According to an article written by Kathy Orton in The Washington Post, some of the experts were weighing in on what 2019 rental market will bring to the entire housing market. Read the article below to know more about the rental market.
Experts Weigh in on What the 2019 Rental Market Will Bring
Last week, we looked at where the housing market is headed in 2019. This week, we’re taking a look at the rental market.
People are not only renting longer, but in some cases they prefer renting to buying a home. Developers are responding to this demand by building more units, which is holding down rents in some places. But supply continues to be a concern, especially at the lower end of the market, where high occupancy rates are pushing up rents.
The challenge when trying to discover how the rental market is faring is that the data can be contradictory. That’s because it depends on how each source gathers its numbers. Some restrict their data to large buildings. Others limit it to the listings on their site. Renters of single-family homes are usually excluded.
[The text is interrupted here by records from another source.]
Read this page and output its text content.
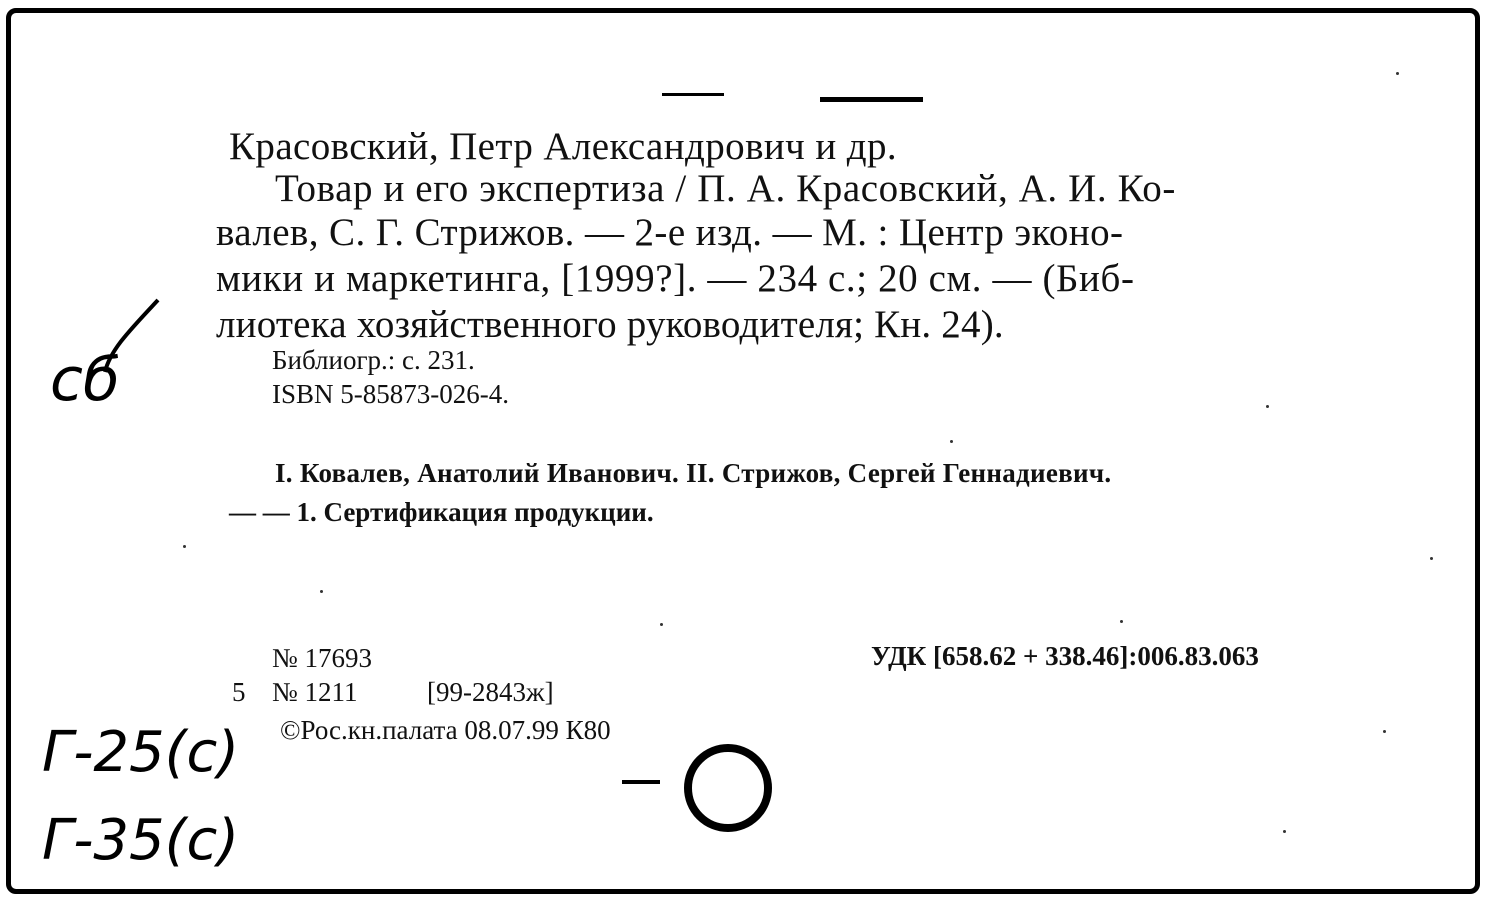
Красовский, Петр Александрович и др.
Товар и его экспертиза / П. А. Красовский, А. И. Ко-
валев, С. Г. Стрижов. — 2-е изд. — М. : Центр эконо-
мики и маркетинга, [1999?]. — 234 с.; 20 см. — (Биб-
лиотека хозяйственного руководителя; Кн. 24).
Библиогр.: с. 231.
ISBN 5-85873-026-4.
I. Ковалев, Анатолий Иванович. II. Стрижов, Сергей Геннадиевич.
— — 1. Сертификация продукции.
№ 17693	УДК [658.62 + 338.46]:006.83.063
5 № 1211	[99-2843ж]
©Рос.кн.палата 08.07.99 К80
сб
Г-25(с)
Г-35(с)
As a result, the data can be confusing.
But while the numbers may not agree, the insights they offer can be useful. Below is a snapshot of what rental experts are predicting for 2019:
RealPageA wave of new apartments has held down rent price growth in the D.C. region, according to RealPage, a tech company that provides software and analytics for the rental housing industry. Washington added around 11,000 units in 2018. Another 16,000 are expected to come online in 2019. The influx is well above historical norms of 7,000 to 8,000 units per year. But this cycle, which started in 2010, has brought an average of 10,000 to 12,000 new units per year.
National Apartment Association
The NAA predicts occupancy rates will continue to be around 94 to 95 percent in 2019, with rent growth averaging 2 to 3 percent. Concessions — breaks landlords offer to lure renters — are declining.
Paula Munger, NAA director of research, expects healthy demand for apartments in 2019, even as developers continue to bring more buildings online.
“I don’t think we’re caught up,” she said. “There’s still a gap. … There is not enough [apartments] at all price points.”
Investment in D.C.-area apartment buildings is also strong. Sales of apartment buildings were up 27 percent from 2017, with the most transactions in Georgetown, Southeast Washington and Fairfax. See full post here…
The more important data to look at is the fact that people right now are not only renting longer but now prefer renting than buying a new home. Also according to these experts, the rental occupancy rates will still be at a very high level at 94 to 95 %, with rent growth at around 2 to 3 percent on average. This is actually an awesome feat and very good news for landlords and real estate investors who are into property rentals.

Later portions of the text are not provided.